Casino Guichard-Perrachon SA CO
Casino's claimed France recovery is fiction: Mercialys property gains inflate EBITDA, suppliers are being stretched, and the CFO's earnings-call language shows deception clusters.
Thesis
Muddy Waters' follow-up to its December 2015 short report on Casino Guichard-Perrachon revises 2014 France retail EBITDA downward by another 9.1%, arguing Casino flowed €203M of Mercialys property-sale gains through EBITDA versus the prior €140M estimate, meaning these non-recurring real-estate gains constitute roughly 24.3% of reported France EBITDA. Field investigators document that Casino aggressively stretched H2 2015 supplier payables, with an Opinionway/Médiateur des Entreprises survey ranking Casino 70 out of 79 French firms on supplier relations and 3rd-worst on 'Respect of Payment Periods.' Muddy Waters draws an analog to collapsed Israeli grocer Mega (Blue Square) and engages a former CIA polygrapher to dissect CFO Antoine Giscard d'Estaing's Q4 2015 calls, identifying repeated non-answers, exclusionary qualifiers, and convincing-statement clusters indicative of deception around the deleveraging plan and France recovery.
SCQA
Casino Guichard-Perrachon is a heavily-levered French food retailer with operations in France, Brazil (Cnova/GPA), and Thailand (BigC), defending a thesis that its core France retail business is recovering.
France EBITDA is propped up by €203M of Mercialys property-sale gains booked as recurring earnings, payables to French suppliers are being stretched to abnormal lengths, and the CFO's earnings-call language shows deception clusters.
Investors should reject the France recovery narrative, treat Mercialys gains as non-recurring, scrutinize Brazil accounting at Cnova/GPA, and recognize the BigC Thailand sale as forced deleveraging rather than strength.

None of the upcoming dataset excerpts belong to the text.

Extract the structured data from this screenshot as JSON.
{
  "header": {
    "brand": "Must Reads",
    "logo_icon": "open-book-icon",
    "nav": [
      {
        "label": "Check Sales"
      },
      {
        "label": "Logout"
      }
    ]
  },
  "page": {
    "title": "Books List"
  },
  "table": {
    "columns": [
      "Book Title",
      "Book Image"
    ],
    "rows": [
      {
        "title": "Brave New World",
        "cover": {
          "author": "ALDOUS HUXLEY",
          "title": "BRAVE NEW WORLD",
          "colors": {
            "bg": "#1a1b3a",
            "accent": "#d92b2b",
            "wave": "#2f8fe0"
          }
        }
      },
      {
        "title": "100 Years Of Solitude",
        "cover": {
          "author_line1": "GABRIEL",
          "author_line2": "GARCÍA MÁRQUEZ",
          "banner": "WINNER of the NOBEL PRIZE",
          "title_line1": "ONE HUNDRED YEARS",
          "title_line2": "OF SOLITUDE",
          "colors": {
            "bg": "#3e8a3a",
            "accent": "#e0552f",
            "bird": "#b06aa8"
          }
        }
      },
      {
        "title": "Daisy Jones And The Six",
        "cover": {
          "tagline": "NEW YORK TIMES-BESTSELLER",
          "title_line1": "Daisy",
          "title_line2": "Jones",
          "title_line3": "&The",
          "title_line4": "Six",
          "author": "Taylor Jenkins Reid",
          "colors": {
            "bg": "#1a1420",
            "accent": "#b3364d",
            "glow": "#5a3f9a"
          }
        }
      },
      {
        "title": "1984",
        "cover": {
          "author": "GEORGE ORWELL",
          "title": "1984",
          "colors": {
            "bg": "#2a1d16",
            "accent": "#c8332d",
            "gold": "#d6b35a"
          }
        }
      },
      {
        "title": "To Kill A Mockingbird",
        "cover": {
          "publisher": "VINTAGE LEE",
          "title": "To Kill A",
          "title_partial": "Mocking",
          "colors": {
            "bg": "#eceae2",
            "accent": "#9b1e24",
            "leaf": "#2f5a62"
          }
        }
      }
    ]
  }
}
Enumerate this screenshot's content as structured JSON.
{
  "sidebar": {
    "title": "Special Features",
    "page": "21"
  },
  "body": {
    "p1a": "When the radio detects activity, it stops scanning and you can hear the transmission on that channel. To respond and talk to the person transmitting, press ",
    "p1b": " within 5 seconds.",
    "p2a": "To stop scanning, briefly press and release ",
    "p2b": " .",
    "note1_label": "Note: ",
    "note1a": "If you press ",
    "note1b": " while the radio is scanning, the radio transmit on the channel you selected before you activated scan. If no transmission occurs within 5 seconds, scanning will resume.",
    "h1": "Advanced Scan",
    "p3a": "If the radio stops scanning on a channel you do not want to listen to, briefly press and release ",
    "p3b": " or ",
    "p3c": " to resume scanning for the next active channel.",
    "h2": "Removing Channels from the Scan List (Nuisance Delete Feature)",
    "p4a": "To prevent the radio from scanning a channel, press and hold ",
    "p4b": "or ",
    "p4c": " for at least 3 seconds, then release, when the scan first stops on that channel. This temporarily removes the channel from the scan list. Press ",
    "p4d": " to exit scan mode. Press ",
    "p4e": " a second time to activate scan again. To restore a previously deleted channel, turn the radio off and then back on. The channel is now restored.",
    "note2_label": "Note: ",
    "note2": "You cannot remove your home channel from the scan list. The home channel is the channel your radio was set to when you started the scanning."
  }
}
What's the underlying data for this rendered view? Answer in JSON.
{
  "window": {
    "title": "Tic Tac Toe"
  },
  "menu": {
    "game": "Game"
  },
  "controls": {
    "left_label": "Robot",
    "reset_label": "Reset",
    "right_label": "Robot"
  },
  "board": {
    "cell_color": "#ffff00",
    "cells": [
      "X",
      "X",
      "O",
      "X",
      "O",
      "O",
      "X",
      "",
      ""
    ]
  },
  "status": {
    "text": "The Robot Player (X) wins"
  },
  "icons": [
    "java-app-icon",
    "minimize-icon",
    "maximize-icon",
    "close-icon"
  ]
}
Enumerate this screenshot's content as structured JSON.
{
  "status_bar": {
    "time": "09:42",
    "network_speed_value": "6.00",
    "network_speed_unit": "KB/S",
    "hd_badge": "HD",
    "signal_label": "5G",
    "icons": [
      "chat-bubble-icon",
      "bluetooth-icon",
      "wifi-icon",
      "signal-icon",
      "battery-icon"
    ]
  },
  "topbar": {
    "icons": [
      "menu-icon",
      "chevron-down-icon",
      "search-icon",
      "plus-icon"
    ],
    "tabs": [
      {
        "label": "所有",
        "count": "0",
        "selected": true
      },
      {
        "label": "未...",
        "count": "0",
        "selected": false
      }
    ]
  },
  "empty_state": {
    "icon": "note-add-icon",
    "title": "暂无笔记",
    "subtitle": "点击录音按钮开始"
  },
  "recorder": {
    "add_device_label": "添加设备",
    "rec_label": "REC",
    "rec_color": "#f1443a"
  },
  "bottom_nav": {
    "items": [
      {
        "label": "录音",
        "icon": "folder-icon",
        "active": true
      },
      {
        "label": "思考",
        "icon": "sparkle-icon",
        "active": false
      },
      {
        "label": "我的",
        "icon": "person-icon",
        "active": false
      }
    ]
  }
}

If accepted, Casino's France retail multiple compresses to reflect a hollowed-out business, real-estate financial engineering loses credibility, and SOTP value falls — vindicating Muddy Waters' short and prior Dec 2015 valuation work.
The three reasons
- 1
Casino inflated 2014 France retail EBITDA by €203M via Mercialys property-sale gains (24.3% of reported)
- 2
Casino's supplier payment respect ranks 3rd-worst of 79 French companies, signaling liquidity stress
- 3
CIA-trained behavioral analyst flags CFO Giscard d'Estaing's calls for clusters of deception indicators
Primary demands
- Investors should reject management's France 'recovery' narrative
- Casino must disclose Mercialys-related property sale gains separately from operating EBITDA
- Heightened scrutiny of Brazil (Cnova/GPA) accounting and governance
KPIs cited
Pattern membership
Where this document fits across the library's 12 rhetorical / structural patterns.
Precedents cited
- Mega (Blue Square) Israeli supermarket collapse
- Noble Group (NOBL SP) — prior MWR behavioral analysis report (April 2015)
Notable slides (6)
Notes
Follow-up short report to MWR's December 16, 2015 initial Casino thesis. Distinctive rhetorical device: appendix is a full credibility/deception analysis of CFO earnings calls by a former CIA polygrapher (pp. 7-14), which MWR previously used on Noble Group (Apr 2015). No slide design — a Word-style memo with one embedded table screenshot of L'Immobilière Groupe Casino's 2014 'Résultat Exceptionnel.' Document also reproduces and dissects Casino's own December 16/21, 2015 rebuttal statements as 'attacking behavior.' No explicit price target in this update; relies on the SOTP framework introduced in the original December report.